Hematopoiesis and hematopoietic organs in arthropods

Review

Abstract

Hemocytes (blood cells) are motile cells that move throughout the extracellular space and that exist in all clades of the animal kingdom. Hemocytes play an important role in shaping the extracellular environment and in the immune response. Developmentally, hemocytes are closely related to the epithelial cells lining the vascular system (endothelia) and the body cavity (mesothelia). In vertebrates and insects, common progenitors, called hemangioblasts, give rise to the endothelia and blood cells. In the adult animal, many differentiated hemocytes seem to retain the ability to proliferate; however, in most cases investigated closely, the bulk of hemocyte proliferation takes place in specialized hematopoietic organs. Hematopoietic organs provide an environment where undifferentiated blood stem cells are able to self-renew, and at the same time generate offspring that differentiate into different blood cell types.
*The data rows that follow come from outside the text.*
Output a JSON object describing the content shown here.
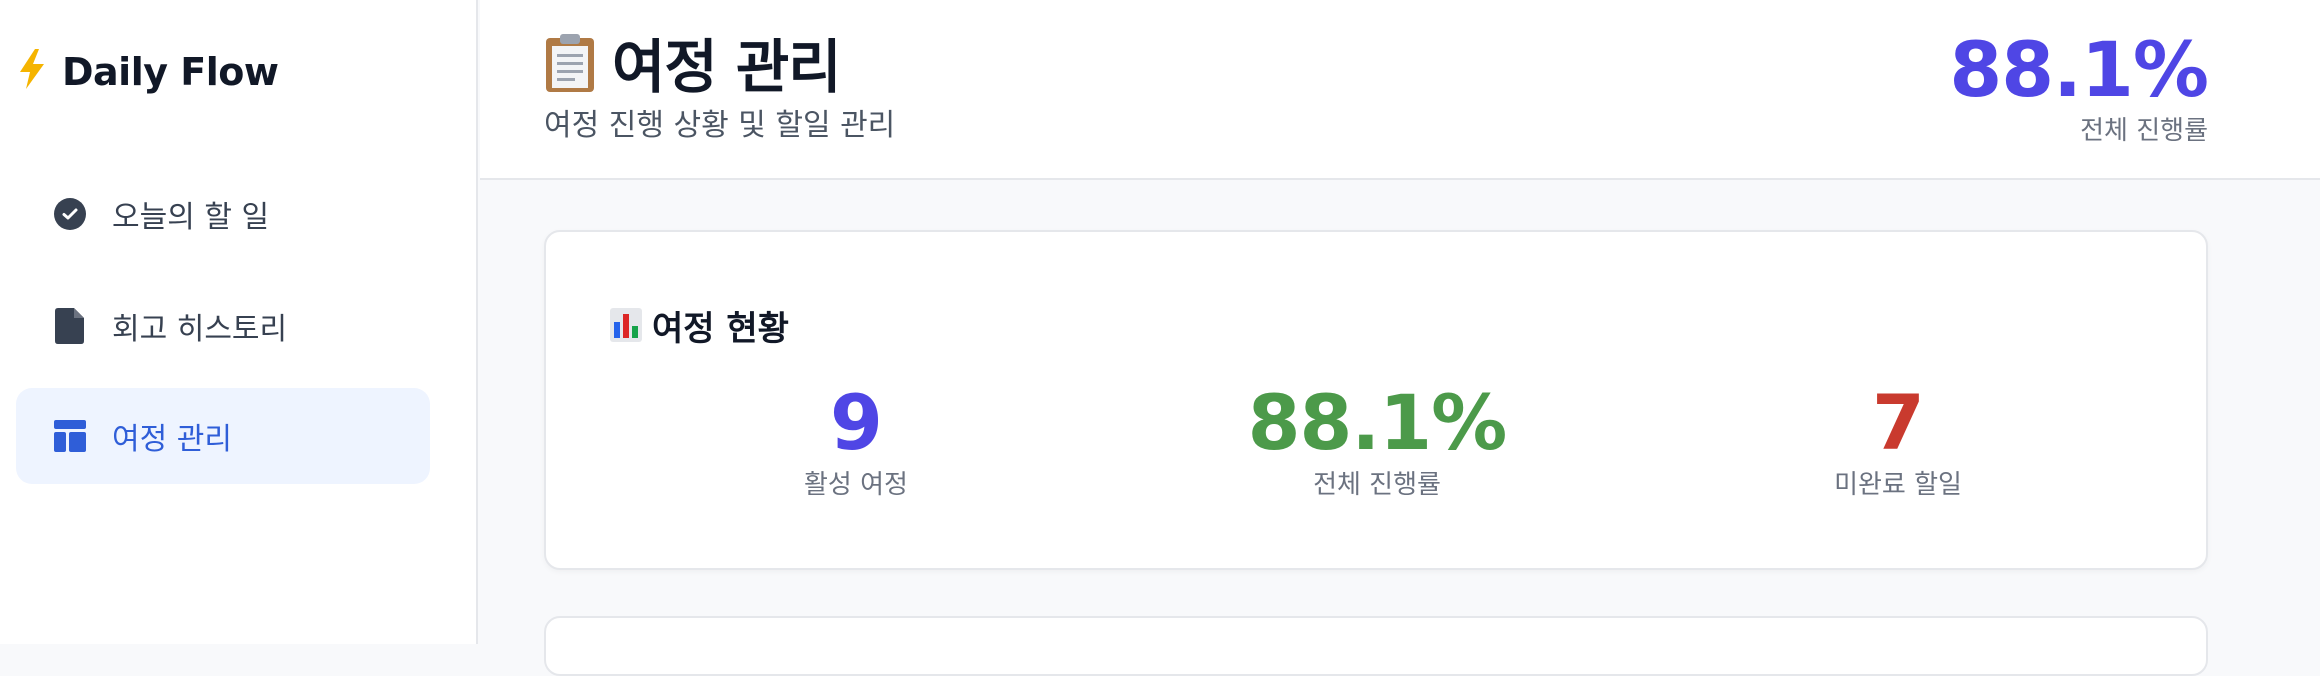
{
  "app": {
    "brand_icon": "lightning-bolt-icon",
    "brand_name": "Daily Flow"
  },
  "sidebar": {
    "items": [
      {
        "label": "오늘의 할 일",
        "icon": "check-circle-icon",
        "active": false
      },
      {
        "label": "회고 히스토리",
        "icon": "document-icon",
        "active": false
      },
      {
        "label": "여정 관리",
        "icon": "layout-icon",
        "active": true
      }
    ]
  },
  "header": {
    "title": "여정 관리",
    "title_icon": "clipboard-icon",
    "subtitle": "여정 진행 상황 및 할일 관리",
    "stat_value": "88.1%",
    "stat_label": "전체 진행률"
  },
  "overview": {
    "title": "여정 현황",
    "title_icon": "bar-chart-icon",
    "stats": [
      {
        "value": "9",
        "label": "활성 여정",
        "color": "#4f46e5"
      },
      {
        "value": "88.1%",
        "label": "전체 진행률",
        "color": "#4c9a4a"
      },
      {
        "value": "7",
        "label": "미완료 할일",
        "color": "#c93a2e"
      }
    ]
  },
  "colors": {
    "accent": "#4f46e5",
    "active_nav_bg": "#eef4ff",
    "active_nav_text": "#2f5ed8",
    "success": "#4c9a4a",
    "danger": "#c93a2e"
  }
}
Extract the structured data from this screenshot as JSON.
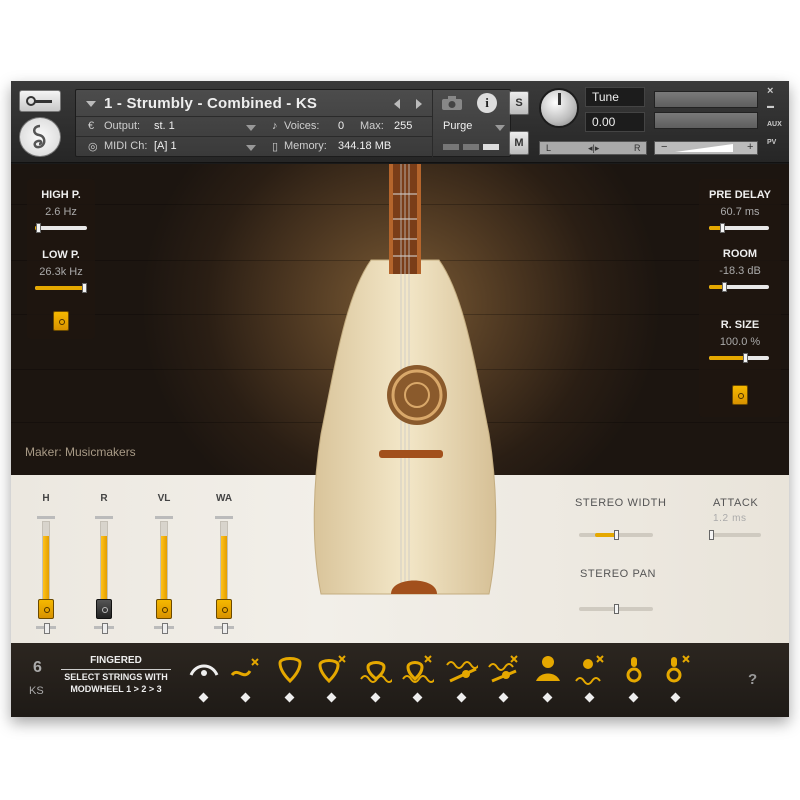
{
  "header": {
    "instrument_name": "1 - Strumbly - Combined - KS",
    "output_label": "Output:",
    "output_value": "st. 1",
    "voices_label": "Voices:",
    "voices_value": "0",
    "max_label": "Max:",
    "max_value": "255",
    "midi_label": "MIDI Ch:",
    "midi_value": "[A]  1",
    "memory_label": "Memory:",
    "memory_value": "344.18 MB",
    "purge_label": "Purge",
    "solo_label": "S",
    "mute_label": "M",
    "tune_label": "Tune",
    "tune_value": "0.00",
    "pan_left": "L",
    "pan_right": "R",
    "vol_minus": "−",
    "vol_plus": "+",
    "close_label": "×",
    "aux_label": "AUX",
    "pv_label": "PV"
  },
  "left_panel": {
    "high_label": "HIGH P.",
    "high_value": "2.6 Hz",
    "high_level": 0.05,
    "low_label": "LOW P.",
    "low_value": "26.3k Hz",
    "low_level": 1.0
  },
  "right_panel": {
    "predelay_label": "PRE DELAY",
    "predelay_value": "60.7 ms",
    "predelay_level": 0.22,
    "room_label": "ROOM",
    "room_value": "-18.3 dB",
    "room_level": 0.25,
    "rsize_label": "R. SIZE",
    "rsize_value": "100.0 %",
    "rsize_level": 0.6
  },
  "maker_text": "Maker: Musicmakers",
  "faders": [
    {
      "label": "H",
      "level": 0.82,
      "toggle": "gold"
    },
    {
      "label": "R",
      "level": 0.82,
      "toggle": "dark"
    },
    {
      "label": "VL",
      "level": 0.82,
      "toggle": "gold"
    },
    {
      "label": "WA",
      "level": 0.82,
      "toggle": "gold"
    }
  ],
  "stereo": {
    "width_label": "STEREO  WIDTH",
    "width_level": 0.5,
    "attack_label": "ATTACK",
    "attack_value": "1.2 ms",
    "pan_label": "STEREO  PAN",
    "pan_level": 0.5
  },
  "bottom": {
    "strings_count": "6",
    "ks_label": "KS",
    "fingered_label": "FINGERED",
    "select_line": "SELECT STRINGS WITH",
    "mod_line": "MODWHEEL 1 > 2 > 3",
    "help_label": "?",
    "articulations": [
      "arc-icon",
      "slide-mute-icon",
      "pick-icon",
      "pick-mute-icon",
      "tremolo-pick-icon",
      "tremolo-pick-mute-icon",
      "wave-strum-icon",
      "wave-strum-mute-icon",
      "drone-icon",
      "drone-mute-icon",
      "harmonic-icon",
      "harmonic-mute-icon"
    ]
  },
  "colors": {
    "accent": "#e5a800",
    "panel_bg": "#1e1610",
    "paper": "#efebe3"
  }
}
Hematopoiesis in vertebrates, taking place in the bone marrow, has been subject to intensive research by immunologists and stem cell biologists. Much less is known about blood cell formation in invertebrate animals. In this review, we will survey structural and functional properties of invertebrate hematopoietic organs, with a main focus on insects and other arthropod taxa. We will then discuss similarities, at the molecular and structural level, that are apparent when comparing the development of blood cells in hematopoietic organs of vertebrates and arthropods. Our comparative review is intended to elucidate aspects of the biology of blood stem cells that are more easily missed when focusing on one or a few model species.

Keywords

Blood Hematopoiesis Stem cell Invertebrate Arthropod 

Notes

Acknowledgments

Part of this work was funded by HFSP Grant RGP0015/2008-C to V.H. and the Ruth L. Kirschstein National Research Service Award GM007185 to M.G.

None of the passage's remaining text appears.